Deep well pumps spend their useful service life submerged under a hundred feet of water or more, pushing it to the surface for the needs non-municipal water users. They are constructed with the electrical part of the motor sealed and filled with propylene glycol at the factory to assure long life. Most pump manufacturers warrant their product for at least five years, and most pumps operating in clear-running wells may last from 15 to 25 years. Disassembly of an improperly functioning pump is strongly discouraged. If it becomes necessary for you to replace your deep well pump, however, here's how.
Four-inch-diameter pumps intended for residential service move about 10 gallons of water per minute and maintain the water pressure tank in a band between 30 and 50 psi, which prevents the motor from overcycling. Pumps consist of a sealed capacitor start-type 230 volt AC single-phase motor with carbon sleeve water bearings, and a number of centrifugal pump stages to overcome 50 to 150 psi of static head due to the depth plus the flowing pressure requirements on the surface. The pump may be close to three feet long.
Removing Defective Pump
Shut off all electrical power to the well system at the main breaker box. Special lifting tools with a one-inch NPT end taps directly into the pitless adapter fitting about five feet down the well casing. Lifting this fitting off its mating slide starts the hoisting exercise to lift the pump from the well. Many have found that using a freewheeling spare auto tire positioned on a stand next to the casing to help round the flexible pipe smoothly to horizontal, and a lawn tractor to pull on the pipe, facilitates lifting the several hundred feet of water-filled pipe and the pump. Take care while lifting to prevent damage to the centering clips, pipe, power wires and motor drop safety rope. As the pump motor approaches the surface, it must be gently cleared around the pitless adapter slide in the side of the well casing. When it reaches the top, carefully lift it out and lay it on the ground. Inspect the system closely, including the entire pipe and all wires. Check the motor's connections and take electrical readings on the pump's leads per manufacturer's specs. Note any items needing replacement.

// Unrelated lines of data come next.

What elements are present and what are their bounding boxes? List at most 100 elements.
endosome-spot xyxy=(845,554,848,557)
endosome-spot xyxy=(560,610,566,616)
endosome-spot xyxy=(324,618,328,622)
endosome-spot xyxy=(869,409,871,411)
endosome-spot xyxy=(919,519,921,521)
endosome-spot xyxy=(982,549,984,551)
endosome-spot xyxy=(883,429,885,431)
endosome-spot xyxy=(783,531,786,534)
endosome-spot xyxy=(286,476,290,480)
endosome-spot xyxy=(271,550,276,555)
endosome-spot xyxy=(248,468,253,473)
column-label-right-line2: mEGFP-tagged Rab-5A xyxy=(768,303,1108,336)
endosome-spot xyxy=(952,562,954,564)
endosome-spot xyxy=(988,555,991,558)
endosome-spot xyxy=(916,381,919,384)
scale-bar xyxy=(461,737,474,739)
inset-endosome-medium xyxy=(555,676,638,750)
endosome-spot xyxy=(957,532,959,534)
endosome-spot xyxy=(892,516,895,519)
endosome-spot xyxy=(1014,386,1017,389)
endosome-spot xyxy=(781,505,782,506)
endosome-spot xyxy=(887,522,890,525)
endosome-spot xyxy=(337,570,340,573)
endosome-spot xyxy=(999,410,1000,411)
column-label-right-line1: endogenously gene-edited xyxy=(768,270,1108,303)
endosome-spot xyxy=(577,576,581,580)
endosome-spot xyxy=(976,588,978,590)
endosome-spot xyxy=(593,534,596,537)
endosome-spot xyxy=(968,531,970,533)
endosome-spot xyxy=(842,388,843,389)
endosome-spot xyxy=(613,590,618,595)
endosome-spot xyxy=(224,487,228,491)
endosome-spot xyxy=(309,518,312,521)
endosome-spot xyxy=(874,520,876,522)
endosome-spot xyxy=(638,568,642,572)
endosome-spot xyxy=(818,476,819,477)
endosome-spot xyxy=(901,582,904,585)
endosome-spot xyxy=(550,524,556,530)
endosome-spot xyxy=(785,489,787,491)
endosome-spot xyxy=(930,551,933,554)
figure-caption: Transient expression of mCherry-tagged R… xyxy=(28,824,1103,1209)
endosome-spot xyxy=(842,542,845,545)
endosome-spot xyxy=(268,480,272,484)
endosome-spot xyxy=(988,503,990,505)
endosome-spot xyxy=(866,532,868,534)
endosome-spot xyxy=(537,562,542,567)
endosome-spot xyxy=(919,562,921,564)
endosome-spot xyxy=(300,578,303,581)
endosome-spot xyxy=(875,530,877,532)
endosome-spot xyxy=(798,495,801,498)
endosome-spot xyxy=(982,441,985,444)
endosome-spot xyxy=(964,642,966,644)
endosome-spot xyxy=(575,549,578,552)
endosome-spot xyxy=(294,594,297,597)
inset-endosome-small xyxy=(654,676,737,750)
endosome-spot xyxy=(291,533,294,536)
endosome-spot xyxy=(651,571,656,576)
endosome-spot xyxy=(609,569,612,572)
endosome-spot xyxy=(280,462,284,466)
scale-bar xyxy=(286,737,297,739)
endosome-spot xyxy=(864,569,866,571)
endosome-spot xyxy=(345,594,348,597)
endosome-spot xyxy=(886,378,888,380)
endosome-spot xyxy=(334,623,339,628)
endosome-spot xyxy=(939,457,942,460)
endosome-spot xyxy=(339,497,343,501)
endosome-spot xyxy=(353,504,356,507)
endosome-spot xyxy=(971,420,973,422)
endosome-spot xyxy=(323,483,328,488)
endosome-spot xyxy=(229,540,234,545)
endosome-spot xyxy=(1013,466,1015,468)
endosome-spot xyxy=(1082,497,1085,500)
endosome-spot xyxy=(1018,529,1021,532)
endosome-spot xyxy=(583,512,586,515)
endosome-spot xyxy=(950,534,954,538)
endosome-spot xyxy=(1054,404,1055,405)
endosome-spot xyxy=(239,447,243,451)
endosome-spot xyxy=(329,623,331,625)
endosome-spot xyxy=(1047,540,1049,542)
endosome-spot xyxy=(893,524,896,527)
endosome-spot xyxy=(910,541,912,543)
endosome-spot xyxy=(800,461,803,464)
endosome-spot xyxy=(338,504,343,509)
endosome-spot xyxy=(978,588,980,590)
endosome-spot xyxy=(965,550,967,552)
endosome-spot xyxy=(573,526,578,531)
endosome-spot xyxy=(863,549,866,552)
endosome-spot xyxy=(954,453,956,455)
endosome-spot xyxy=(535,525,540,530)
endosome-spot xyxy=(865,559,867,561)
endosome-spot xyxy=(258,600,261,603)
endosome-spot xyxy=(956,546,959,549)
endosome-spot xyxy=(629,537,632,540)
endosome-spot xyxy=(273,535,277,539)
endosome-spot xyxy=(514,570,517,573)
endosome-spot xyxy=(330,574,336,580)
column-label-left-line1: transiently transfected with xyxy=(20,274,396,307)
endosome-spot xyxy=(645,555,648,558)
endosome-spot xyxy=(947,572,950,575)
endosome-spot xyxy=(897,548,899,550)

If the pump's inlet screens are clogged with sand and debris preventing water flow, there is a problem with the well itself that needs to be fixed before cleaning the screens and returning the pump to the bottom of the well. If the pump is not working, or it is not testing per electrical specifications, replace it. There is nothing a user can repair by disassembling the pump itself because it is sealed. Wires need very careful attention and new connections need to be heat-sealed with special deep well wire-splice kits. Returning the new system to the ground is the reverse of lifting it out, including taking care not to chafe the pipe or wires against the side of the well casing. The pitless adapter will have to be carefully aligned with the mating slide. Make sure there is no debris on the pitless adapter O-ring before reinstallation.